In Kolumbien, einem Land, das nur wenige friedvolle Phasen erlebte, ist Gewalt zu einem Alltagsphänomen geworden, zu einem verfügbaren Mittel zur Durchsetzung der eigenen Interessen. Der seit mehr als fünf Jahrzehnten andauernde bewaffnete Konflikt hat ein komplexes Netz von Gewaltakteuren, die z.T. eng miteinander verwoben sind, hervorgebracht: Neben den staatlichen Sicherheitskräften, den Guerillaverbänden und den neo-paramilitärischen Einheiten entstanden private Sicherheitstrupps sowie Drogenkartelle mit ihrem bewaffneten Umfeld. MenschenrechtsverteidigerInnen und ländliche Gemeinden wurden und werden bedroht, schikaniert, vertrieben und ermordet.
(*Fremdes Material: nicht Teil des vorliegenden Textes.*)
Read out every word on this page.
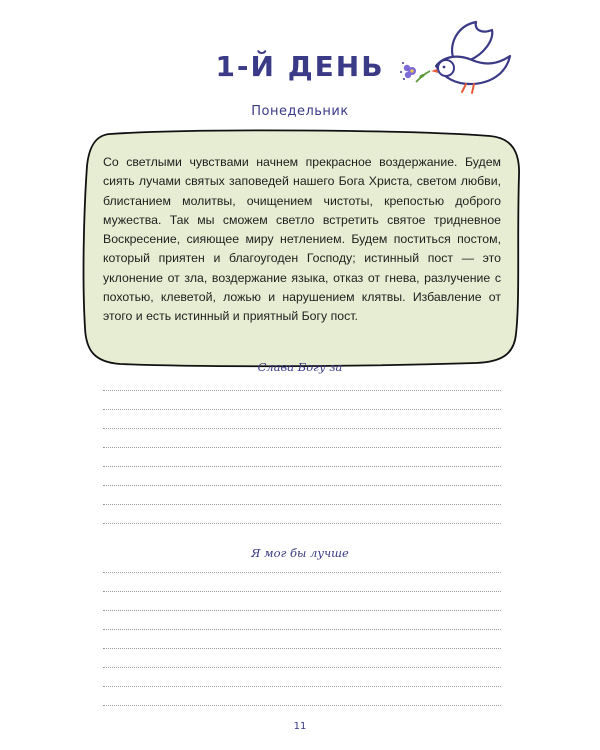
1-Й ДЕНЬ
Понедельник

Со светлыми чувствами начнем прекрасное воздержание. Будем сиять лучами святых заповедей нашего Бога Христа, светом любви, блистанием молитвы, очищением чистоты, крепостью доброго мужества. Так мы сможем светло встретить святое тридневное Воскресение, сияющее миру нетлением. Будем поститься постом, который приятен и благоугоден Господу; истинный пост — это уклонение от зла, воздержание языка, отказ от гнева, разлучение с похотью, клеветой, ложью и нарушением клятвы. Избавление от этого и есть истинный и приятный Богу пост.

Слава Богу за
Я мог бы лучше
11
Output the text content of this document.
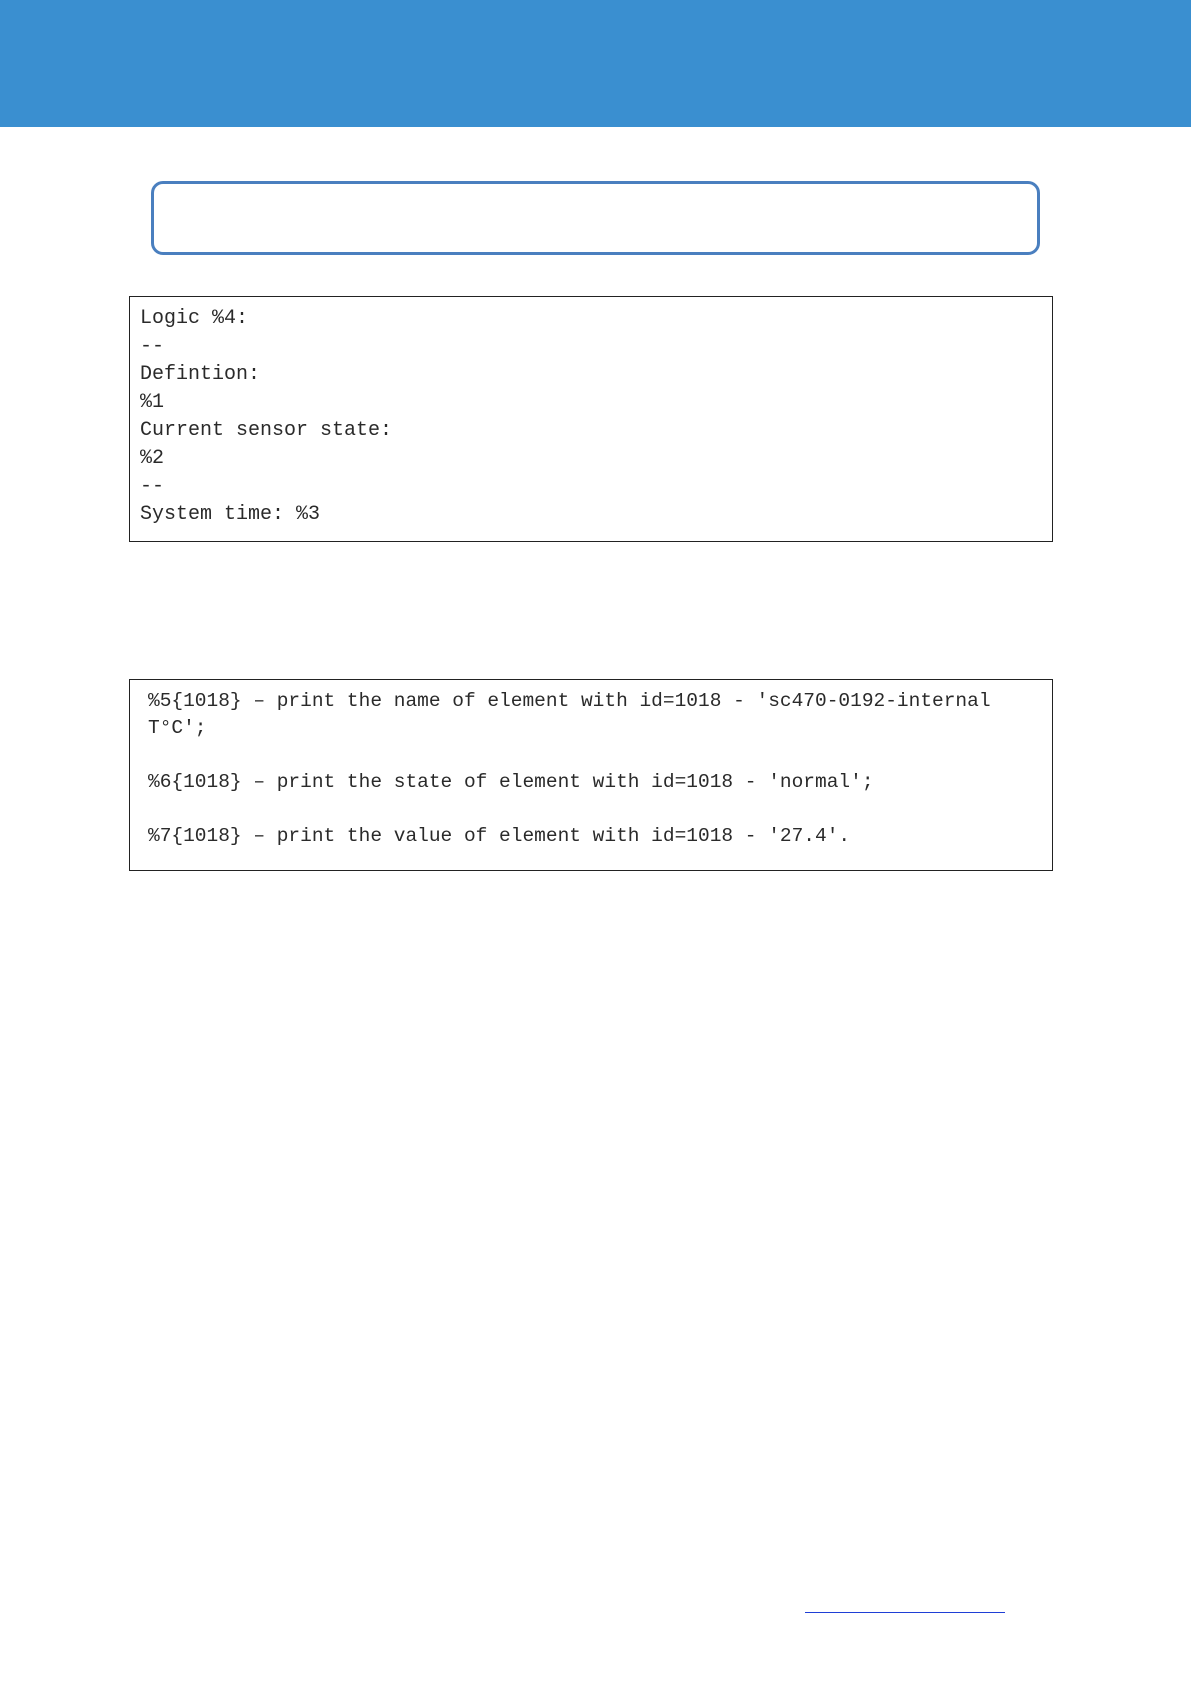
Logic %4:
--
Defintion:
%1
Current sensor state:
%2
--
System time: %3
%5{1018} – print the name of element with id=1018 - 'sc470-0192-internal T°C';
%6{1018} – print the state of element with id=1018 - 'normal';
%7{1018} – print the value of element with id=1018 - '27.4'.
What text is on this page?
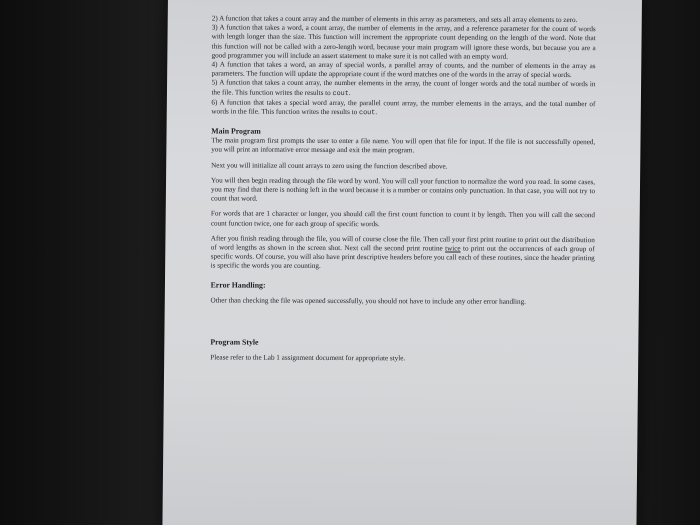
2) A function that takes a count array and the number of elements in this array as parameters, and sets all array elements to zero.

3) A function that takes a word, a count array, the number of elements in the array, and a reference parameter for the count of words with length longer than the size. This function will increment the appropriate count depending on the length of the word. Note that this function will not be called with a zero-length word, because your main program will ignore these words, but because you are a good programmer you will include an assert statement to make sure it is not called with an empty word.

4) A function that takes a word, an array of special words, a parallel array of counts, and the number of elements in the array as parameters. The function will update the appropriate count if the word matches one of the words in the array of special words.

5) A function that takes a count array, the number elements in the array, the count of longer words and the total number of words in the file. This function writes the results to cout.

6) A function that takes a special word array, the parallel count array, the number elements in the arrays, and the total number of words in the file. This function writes the results to cout.

Main Program

The main program first prompts the user to enter a file name. You will open that file for input. If the file is not successfully opened, you will print an informative error message and exit the main program.

Next you will initialize all count arrays to zero using the function described above.

You will then begin reading through the file word by word. You will call your function to normalize the word you read. In some cases, you may find that there is nothing left in the word because it is a number or contains only punctuation. In that case, you will not try to count that word.

For words that are 1 character or longer, you should call the first count function to count it by length. Then you will call the second count function twice, one for each group of specific words.

After you finish reading through the file, you will of course close the file. Then call your first print routine to print out the distribution of word lengths as shown in the screen shot. Next call the second print routine twice to print out the occurrences of each group of specific words. Of course, you will also have print descriptive headers before you call each of these routines, since the header printing is specific the words you are counting.

Error Handling:

Other than checking the file was opened successfully, you should not have to include any other error handling.

Program Style

Please refer to the Lab 1 assignment document for appropriate style.
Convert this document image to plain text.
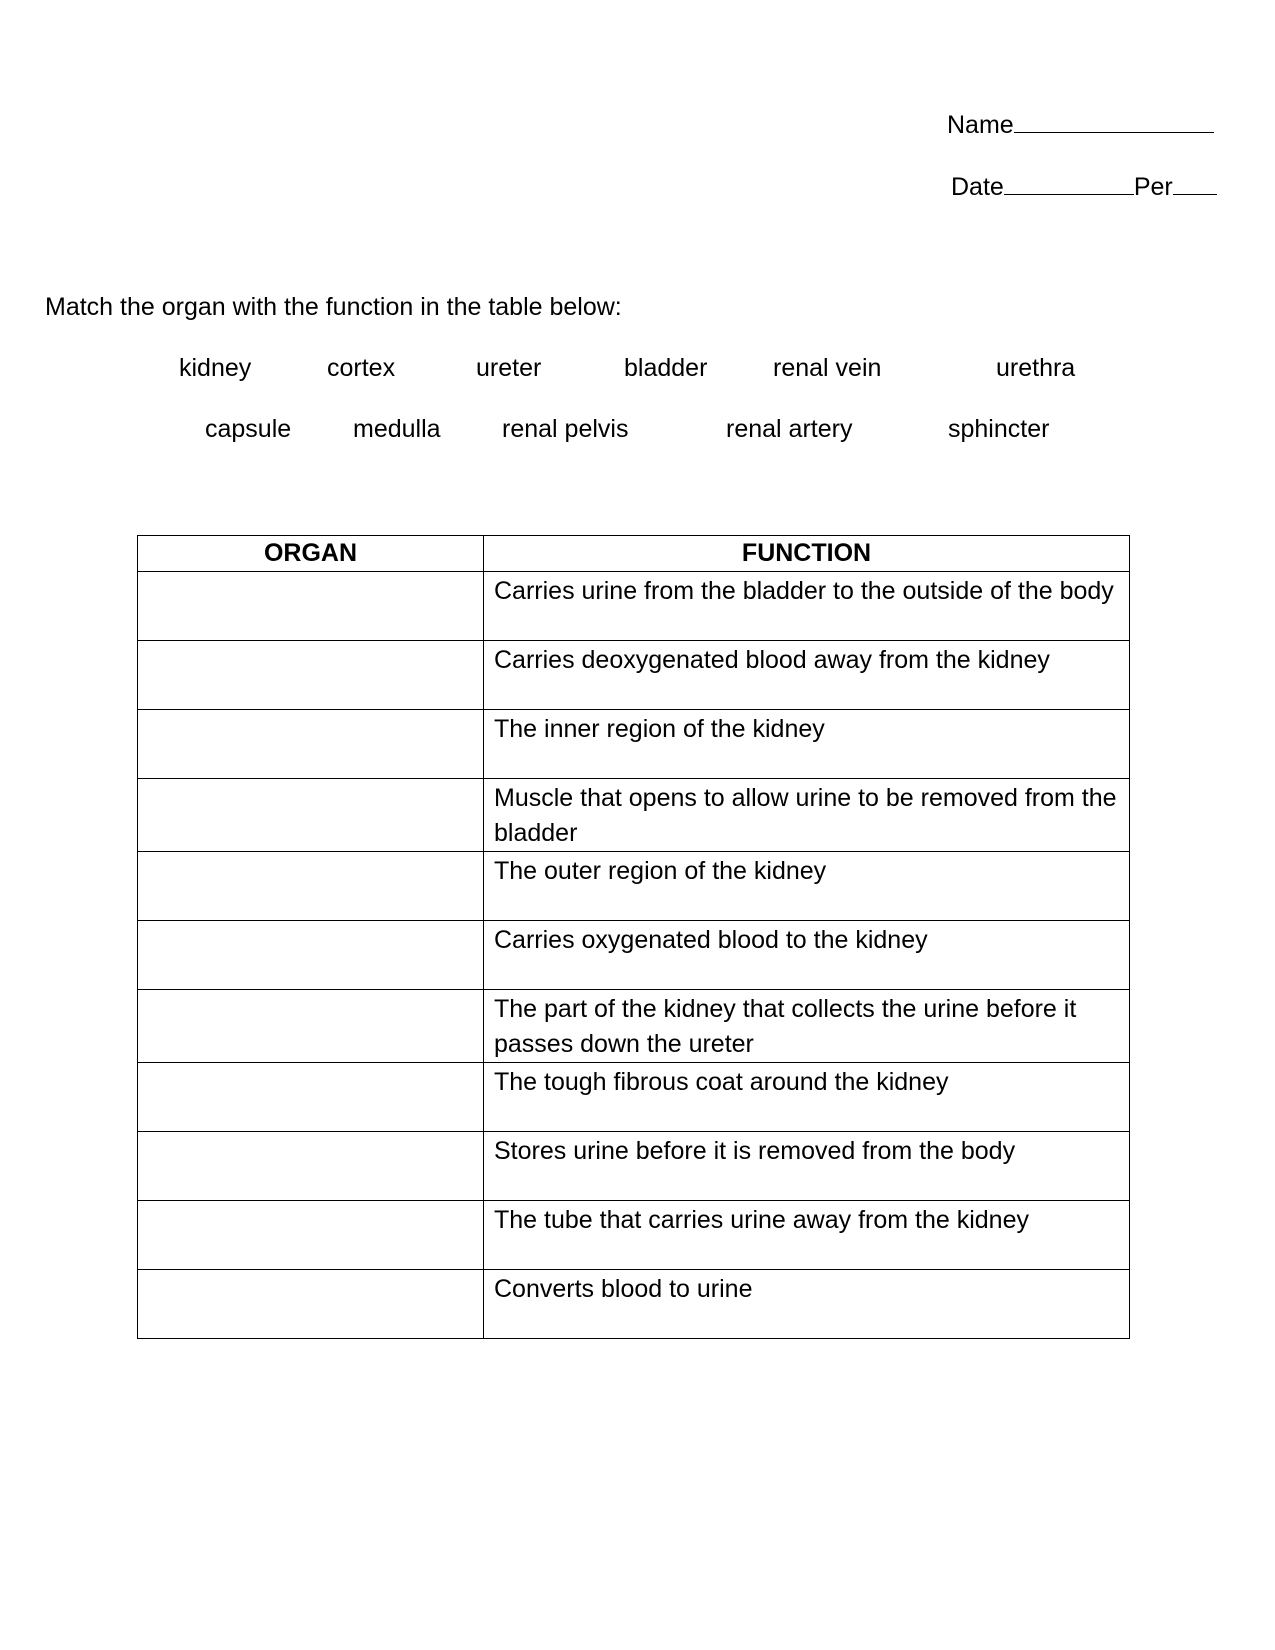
Name
Date	Per
Match the organ with the function in the table below:
kidney	cortex	ureter	bladder	renal vein	urethra
capsule medulla renal pelvis	renal artery	sphincter
ORGAN	FUNCTION
	Carries urine from the bladder to the outside of the body
	Carries deoxygenated blood away from the kidney
	The inner region of the kidney
	Muscle that opens to allow urine to be removed from the bladder
	The outer region of the kidney
	Carries oxygenated blood to the kidney
	The part of the kidney that collects the urine before it passes down the ureter
	The tough fibrous coat around the kidney
	Stores urine before it is removed from the body
	The tube that carries urine away from the kidney
	Converts blood to urine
Kolumbien ist eines der artenreichsten Länder der Welt, der größte natürliche Reichtum ist seine Flora. Der Krieg hat auch für die rohstoff- und agroindustriellen Sektoren Platz geschaffen, die große Landstreifen aufkaufen, Ölpalmen für den sog. Biosprit anpflanzen, Bohrungen durchführen und Amazonien nach Saatgut für die Patentierung absuchen. Für mehr als ein Viertel des kolumbianischen Territoriums wurden Bergbaukonzessionen erteilt oder beantragt. Personen und Gemeinden, die sich für Menschenrechte und einen anderen Lebensstil einsetzen, um ihr Land, ihre Nahrungssouveränität und die Umwelt zu schützen, sind diesen Megaprojekten im Weg und deshalb aufs Höchste gefährdet.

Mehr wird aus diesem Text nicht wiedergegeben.